Arm pain occurring during exercise is ominous. This suggests lack of blood flow to the arm. Possible causes include arterial narrowing to the arm or possible heart disease. Immediate cardiology evaluation is recommended.
Diseases of the gall bladder and lung may also cause referred pain to the shoulder and arm.
Pain in the elbow, wrist, or finger, accompanied by swelling, redness, heat indicates inflammation. If there is fever, then infection is a strong possibility. The patient needs to be worked up for streptococcal or other infectious problem. If there is no fever or low grade fever, then inflammatory types of arthritis such as gout, pseudogout, psoriatic arthritis, and rheumatoid arthritis need to be considered.

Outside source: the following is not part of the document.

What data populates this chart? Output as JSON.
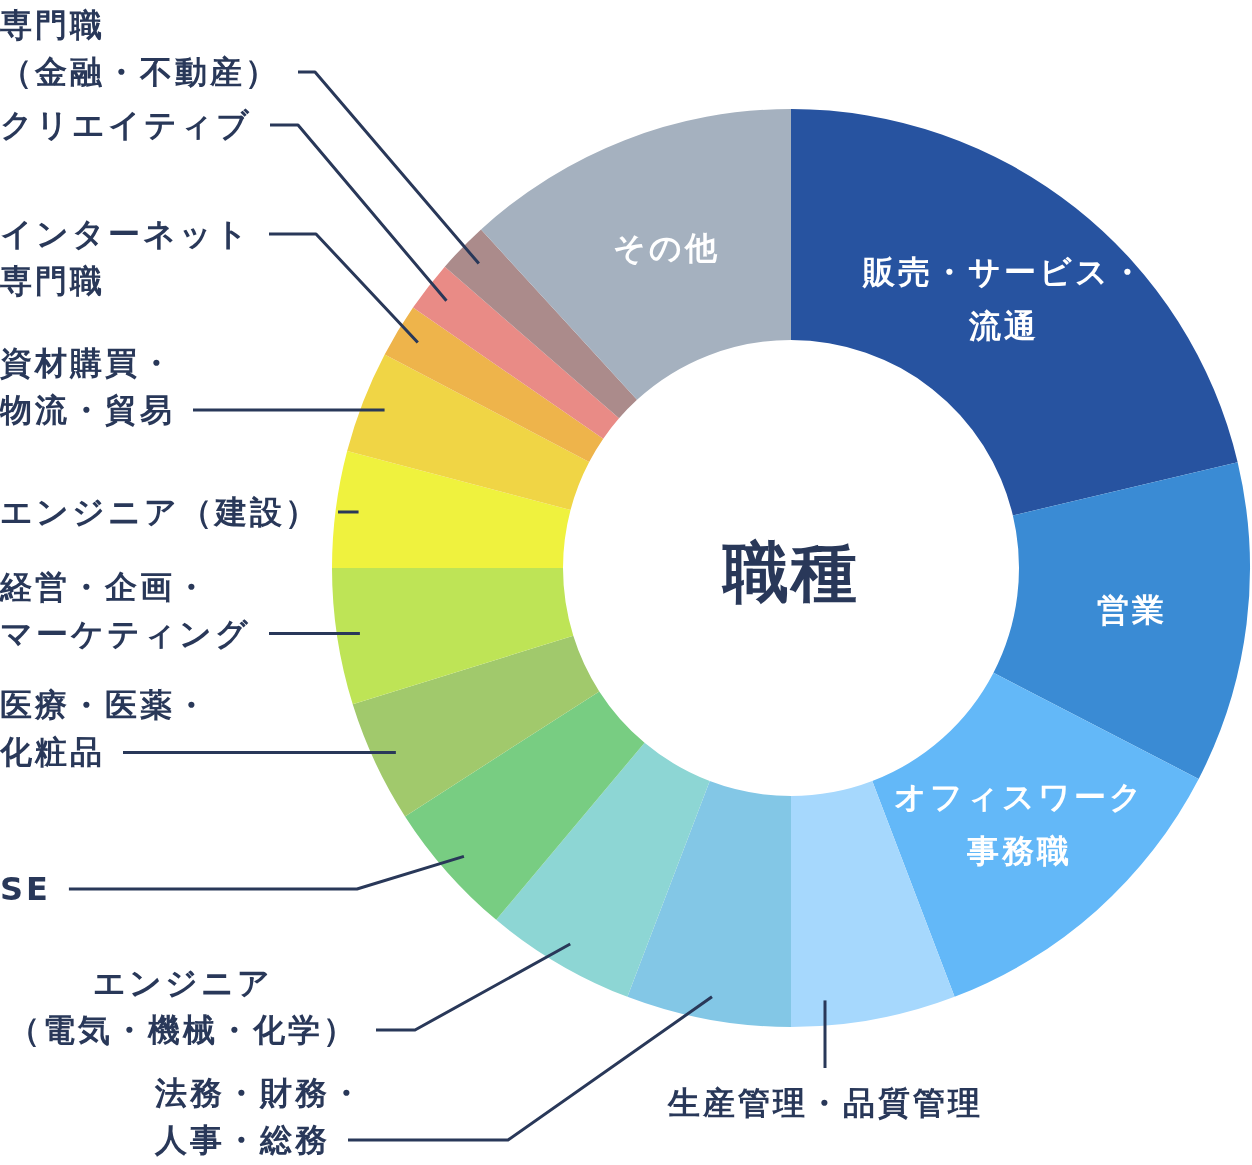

Hand discomfort accompanied by color changes in the fingers also indicates a circulatory problem. Possibilities include Raynaud’s phenomenon or arterial problem in the arm. Vascular work up is advised.
If there is color and temperature change along with sweating of the arm and this has come on after trauma, then a diagnosis of reflex sympathetic dystrophy is suggested. A bone scan looking for a difference in blood flow between the affected and non-affected limb may be helpful for diagnosis.
Pain the arm or hand accompanied by numbness, tingling, and neck stiffness or pain points towards a possible problem with cervical radiculopathy (pinched nerve in neck). The diagnosis is made through careful physical examination and magnetic resonance imaging (MRI) of the neck and electrical studies to demonstrate nerve damage.
Pain in the fingers around the fingernail indicates a possible paronychia (infection of the base of the nail). This should be evaluated for possible incision and drainage.
Rarely, arm pain is due to malignancy such as osteosarcoma.